SAINT PAUL, MN — The owners of a Minnesota minor league baseball team recently petitioned the state for exemptions to the state’s minimum wage laws and any future minimum wage increases from municipal ordinances. The team claims that paying its players in accordance with state and local wage laws would put the team’s future in jeopardy since the team operates in a league with salary caps and cannot have a combined team payroll greater than what the league’s bylaws allow.
As it currently stands, the St. Paul Saints have a combined team payroll of $115,000 per year for the entire 22-man roster, the maximum under the American Association of Independent Professional Baseball in which the team plays. That averages out to be only $5,227 per player for the league’s four-month season.
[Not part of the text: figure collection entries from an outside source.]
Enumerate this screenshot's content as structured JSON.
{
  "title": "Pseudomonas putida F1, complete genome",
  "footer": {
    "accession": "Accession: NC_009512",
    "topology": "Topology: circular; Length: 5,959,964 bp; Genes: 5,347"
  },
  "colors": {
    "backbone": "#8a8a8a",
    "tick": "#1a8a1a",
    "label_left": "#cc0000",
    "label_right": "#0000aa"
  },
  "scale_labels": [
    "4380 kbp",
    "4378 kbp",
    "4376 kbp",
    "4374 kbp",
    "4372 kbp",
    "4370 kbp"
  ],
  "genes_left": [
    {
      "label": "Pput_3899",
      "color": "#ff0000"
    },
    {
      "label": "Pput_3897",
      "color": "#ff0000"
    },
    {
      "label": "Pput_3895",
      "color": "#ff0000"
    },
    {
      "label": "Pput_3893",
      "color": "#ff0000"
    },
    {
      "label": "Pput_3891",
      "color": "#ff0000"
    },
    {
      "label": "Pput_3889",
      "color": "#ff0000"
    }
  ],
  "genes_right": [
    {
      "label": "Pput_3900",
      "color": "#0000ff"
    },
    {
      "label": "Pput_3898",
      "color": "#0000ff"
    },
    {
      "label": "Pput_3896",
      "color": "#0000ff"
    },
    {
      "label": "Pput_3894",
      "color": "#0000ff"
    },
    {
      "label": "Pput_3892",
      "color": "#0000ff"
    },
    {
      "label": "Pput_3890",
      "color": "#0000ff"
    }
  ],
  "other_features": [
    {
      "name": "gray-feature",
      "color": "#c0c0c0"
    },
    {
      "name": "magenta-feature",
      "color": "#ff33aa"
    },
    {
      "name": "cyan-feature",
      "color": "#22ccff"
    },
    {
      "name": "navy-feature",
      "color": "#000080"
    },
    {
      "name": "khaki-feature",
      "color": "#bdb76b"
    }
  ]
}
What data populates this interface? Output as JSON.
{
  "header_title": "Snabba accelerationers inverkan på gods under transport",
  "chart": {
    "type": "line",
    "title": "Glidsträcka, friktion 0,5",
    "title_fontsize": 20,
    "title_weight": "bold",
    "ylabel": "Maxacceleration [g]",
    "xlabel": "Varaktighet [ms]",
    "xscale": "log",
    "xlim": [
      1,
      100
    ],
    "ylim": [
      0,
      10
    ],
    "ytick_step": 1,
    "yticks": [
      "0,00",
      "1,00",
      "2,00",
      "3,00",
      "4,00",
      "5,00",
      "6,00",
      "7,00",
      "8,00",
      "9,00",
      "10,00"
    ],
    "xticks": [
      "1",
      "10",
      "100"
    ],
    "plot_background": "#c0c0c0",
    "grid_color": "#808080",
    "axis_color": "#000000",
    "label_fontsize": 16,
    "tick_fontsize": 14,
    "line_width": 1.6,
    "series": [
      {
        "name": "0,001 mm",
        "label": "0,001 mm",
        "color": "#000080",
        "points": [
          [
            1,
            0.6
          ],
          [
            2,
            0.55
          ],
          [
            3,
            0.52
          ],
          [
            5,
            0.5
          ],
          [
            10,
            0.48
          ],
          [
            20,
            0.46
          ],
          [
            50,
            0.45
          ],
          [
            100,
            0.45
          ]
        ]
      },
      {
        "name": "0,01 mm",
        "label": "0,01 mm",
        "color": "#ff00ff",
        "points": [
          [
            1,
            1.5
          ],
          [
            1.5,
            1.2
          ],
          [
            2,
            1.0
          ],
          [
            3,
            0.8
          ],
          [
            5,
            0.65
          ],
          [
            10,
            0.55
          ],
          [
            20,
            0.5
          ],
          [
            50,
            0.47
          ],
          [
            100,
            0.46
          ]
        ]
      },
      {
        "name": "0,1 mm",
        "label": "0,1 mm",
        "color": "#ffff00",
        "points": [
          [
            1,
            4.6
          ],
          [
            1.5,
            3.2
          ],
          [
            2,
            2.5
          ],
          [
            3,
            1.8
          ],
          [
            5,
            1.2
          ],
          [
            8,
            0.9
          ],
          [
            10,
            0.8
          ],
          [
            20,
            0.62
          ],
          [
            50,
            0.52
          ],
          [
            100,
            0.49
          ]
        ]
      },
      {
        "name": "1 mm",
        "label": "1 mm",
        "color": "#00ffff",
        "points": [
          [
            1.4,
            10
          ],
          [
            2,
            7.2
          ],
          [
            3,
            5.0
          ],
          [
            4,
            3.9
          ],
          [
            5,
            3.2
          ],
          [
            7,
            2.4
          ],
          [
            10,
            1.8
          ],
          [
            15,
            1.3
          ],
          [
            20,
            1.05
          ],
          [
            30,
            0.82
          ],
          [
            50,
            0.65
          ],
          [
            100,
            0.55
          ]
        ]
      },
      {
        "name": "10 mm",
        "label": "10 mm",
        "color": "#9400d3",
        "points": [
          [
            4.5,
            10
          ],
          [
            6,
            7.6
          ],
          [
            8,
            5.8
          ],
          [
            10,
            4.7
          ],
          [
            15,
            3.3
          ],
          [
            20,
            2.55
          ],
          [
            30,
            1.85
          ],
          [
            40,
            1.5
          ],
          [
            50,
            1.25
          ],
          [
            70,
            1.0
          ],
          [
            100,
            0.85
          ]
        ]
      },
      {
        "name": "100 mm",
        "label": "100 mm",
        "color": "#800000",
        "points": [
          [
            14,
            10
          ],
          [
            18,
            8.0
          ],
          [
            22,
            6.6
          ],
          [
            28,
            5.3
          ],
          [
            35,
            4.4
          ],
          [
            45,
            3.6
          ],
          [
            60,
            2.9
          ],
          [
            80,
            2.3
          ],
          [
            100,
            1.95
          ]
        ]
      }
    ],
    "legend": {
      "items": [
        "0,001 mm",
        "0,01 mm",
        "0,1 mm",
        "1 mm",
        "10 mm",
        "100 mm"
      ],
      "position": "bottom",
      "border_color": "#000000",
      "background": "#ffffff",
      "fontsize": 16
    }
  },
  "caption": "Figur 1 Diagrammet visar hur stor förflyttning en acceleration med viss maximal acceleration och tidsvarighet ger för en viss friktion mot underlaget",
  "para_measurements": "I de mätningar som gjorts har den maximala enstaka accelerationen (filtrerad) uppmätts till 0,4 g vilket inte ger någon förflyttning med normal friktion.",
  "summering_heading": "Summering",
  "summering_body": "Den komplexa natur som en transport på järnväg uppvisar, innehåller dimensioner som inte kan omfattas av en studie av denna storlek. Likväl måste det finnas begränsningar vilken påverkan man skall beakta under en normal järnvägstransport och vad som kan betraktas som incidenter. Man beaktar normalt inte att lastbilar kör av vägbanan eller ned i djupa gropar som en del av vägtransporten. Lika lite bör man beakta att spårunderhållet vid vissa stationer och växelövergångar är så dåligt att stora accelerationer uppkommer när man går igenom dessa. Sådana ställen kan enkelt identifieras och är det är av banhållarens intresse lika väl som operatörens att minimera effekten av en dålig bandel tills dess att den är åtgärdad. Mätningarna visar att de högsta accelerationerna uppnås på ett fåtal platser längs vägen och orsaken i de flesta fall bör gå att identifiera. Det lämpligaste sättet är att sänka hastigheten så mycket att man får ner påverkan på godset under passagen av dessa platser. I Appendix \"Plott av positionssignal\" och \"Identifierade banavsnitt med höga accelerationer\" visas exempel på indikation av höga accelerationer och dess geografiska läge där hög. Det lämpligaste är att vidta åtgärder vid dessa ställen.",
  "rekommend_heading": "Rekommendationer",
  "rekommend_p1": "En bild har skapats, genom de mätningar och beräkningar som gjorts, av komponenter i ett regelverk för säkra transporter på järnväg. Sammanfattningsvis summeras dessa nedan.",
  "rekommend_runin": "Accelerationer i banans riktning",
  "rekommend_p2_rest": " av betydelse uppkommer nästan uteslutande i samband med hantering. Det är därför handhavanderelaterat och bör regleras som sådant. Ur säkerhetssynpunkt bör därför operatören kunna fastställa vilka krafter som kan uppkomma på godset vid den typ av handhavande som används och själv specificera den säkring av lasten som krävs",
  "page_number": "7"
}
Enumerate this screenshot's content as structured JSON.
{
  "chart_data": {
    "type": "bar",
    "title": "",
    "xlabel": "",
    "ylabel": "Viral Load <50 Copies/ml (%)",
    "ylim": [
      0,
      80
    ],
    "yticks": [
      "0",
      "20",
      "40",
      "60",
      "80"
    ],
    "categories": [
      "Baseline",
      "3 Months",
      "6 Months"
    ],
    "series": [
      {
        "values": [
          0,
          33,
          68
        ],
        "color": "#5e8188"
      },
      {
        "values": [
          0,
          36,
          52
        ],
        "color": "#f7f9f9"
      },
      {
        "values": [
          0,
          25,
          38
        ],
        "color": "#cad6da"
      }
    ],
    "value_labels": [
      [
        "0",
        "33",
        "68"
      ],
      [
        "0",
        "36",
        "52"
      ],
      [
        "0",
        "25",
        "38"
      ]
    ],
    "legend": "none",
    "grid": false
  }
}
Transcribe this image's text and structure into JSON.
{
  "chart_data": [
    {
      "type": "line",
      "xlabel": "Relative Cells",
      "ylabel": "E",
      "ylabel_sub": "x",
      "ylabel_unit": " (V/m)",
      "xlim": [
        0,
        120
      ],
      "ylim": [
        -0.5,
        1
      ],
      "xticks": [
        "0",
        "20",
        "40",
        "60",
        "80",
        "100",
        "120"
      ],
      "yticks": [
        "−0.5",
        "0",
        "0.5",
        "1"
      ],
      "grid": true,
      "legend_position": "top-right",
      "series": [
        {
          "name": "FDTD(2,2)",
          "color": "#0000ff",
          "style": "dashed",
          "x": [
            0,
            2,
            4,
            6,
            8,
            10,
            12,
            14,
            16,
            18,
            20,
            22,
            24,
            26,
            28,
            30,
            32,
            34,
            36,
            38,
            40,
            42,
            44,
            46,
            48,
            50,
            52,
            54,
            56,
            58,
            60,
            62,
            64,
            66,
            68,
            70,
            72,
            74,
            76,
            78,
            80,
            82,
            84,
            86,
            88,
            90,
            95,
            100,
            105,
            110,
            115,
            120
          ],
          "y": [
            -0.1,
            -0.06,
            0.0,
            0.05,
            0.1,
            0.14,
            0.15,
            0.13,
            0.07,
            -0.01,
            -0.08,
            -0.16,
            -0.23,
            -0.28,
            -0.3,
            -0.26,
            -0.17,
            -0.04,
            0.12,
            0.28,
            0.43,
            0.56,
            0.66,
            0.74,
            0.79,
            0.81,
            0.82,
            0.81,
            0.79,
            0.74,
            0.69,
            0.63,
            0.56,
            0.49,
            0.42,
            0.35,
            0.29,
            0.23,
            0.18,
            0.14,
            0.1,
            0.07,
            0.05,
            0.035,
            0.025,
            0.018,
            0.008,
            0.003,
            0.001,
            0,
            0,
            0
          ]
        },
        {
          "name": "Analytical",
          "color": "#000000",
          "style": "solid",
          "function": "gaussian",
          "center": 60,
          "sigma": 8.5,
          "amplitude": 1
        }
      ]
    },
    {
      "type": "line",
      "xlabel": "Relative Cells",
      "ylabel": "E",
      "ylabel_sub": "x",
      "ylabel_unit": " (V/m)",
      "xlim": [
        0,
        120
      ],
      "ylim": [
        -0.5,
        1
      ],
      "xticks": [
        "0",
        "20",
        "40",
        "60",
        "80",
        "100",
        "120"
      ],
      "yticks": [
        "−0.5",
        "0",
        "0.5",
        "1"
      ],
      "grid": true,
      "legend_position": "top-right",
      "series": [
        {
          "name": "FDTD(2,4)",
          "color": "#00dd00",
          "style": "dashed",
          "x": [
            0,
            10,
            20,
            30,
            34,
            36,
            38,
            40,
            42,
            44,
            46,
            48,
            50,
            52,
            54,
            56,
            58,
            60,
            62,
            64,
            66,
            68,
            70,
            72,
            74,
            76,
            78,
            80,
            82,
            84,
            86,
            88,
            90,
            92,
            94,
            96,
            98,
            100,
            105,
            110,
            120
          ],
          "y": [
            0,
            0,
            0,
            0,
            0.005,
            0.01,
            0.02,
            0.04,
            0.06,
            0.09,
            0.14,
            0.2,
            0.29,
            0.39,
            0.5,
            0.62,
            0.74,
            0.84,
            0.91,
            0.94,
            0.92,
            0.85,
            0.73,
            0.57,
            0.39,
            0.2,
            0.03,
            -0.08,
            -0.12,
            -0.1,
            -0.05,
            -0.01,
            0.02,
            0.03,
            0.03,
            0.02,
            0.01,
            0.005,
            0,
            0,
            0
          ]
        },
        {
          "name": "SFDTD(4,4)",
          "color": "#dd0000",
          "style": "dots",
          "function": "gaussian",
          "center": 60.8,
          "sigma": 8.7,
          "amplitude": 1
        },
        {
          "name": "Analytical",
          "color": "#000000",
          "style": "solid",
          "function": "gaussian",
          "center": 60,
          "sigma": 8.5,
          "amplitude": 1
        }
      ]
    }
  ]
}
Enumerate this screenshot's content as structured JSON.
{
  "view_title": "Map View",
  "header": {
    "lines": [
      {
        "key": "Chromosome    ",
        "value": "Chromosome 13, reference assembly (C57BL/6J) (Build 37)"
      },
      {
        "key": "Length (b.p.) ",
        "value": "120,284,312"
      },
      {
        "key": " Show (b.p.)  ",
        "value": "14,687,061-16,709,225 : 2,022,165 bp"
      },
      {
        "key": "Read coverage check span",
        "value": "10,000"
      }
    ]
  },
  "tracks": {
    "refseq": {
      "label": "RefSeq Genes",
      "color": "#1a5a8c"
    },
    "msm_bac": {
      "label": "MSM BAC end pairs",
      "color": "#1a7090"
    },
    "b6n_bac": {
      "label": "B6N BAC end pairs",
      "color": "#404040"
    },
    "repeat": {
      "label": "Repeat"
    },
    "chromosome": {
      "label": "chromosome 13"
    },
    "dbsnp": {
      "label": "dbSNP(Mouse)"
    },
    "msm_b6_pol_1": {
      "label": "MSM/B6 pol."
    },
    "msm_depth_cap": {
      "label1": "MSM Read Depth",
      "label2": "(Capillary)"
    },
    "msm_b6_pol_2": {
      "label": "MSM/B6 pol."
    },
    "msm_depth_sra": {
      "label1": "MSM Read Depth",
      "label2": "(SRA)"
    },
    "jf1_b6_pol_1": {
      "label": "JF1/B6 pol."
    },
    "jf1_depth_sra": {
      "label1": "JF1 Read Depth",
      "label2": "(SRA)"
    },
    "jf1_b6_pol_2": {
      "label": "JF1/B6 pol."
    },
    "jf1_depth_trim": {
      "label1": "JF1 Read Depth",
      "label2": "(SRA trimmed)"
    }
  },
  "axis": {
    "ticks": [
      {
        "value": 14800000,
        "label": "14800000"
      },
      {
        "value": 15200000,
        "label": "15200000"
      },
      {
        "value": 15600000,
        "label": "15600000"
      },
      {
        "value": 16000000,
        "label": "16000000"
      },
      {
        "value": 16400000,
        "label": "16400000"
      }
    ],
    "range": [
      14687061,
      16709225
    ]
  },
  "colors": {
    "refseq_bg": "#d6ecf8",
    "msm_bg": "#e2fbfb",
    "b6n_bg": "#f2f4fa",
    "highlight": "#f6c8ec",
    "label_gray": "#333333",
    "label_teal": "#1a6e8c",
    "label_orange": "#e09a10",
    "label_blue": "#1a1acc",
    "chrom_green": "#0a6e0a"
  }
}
Players in the minor league system typically spend about six hours per day at the stadium on days when the team plays a game, which puts the individual athlete’s average hourly rate at less than $9 per hour. Those numbers are based on a player making the average salary and some even earn less than that if they are new to the league. Under Minnesota state wage laws, employers with gross revenues of more than $500,000 must pay workers at least $9.65.
The reason that some minor league teams can get away with paying less than state and federal minimum wages is that the Fair Labor Standards Act (FLSA), which sets national standards on minimum wage and overtime pay rates, considers semi-pro athletes to be apprentices and thus exempt from the wage protections that almost all workers across the country enjoy.
The team is seeking an exemption to keep its pay practices aligned with federal wage laws, which comes ahead of a move by local lawmakers in the city of St. Paul to raise wage rates for workers in the city to $15 per hour. The team’s owners claim that anything less would jeopardize the team’s solvency and likely put them out of business.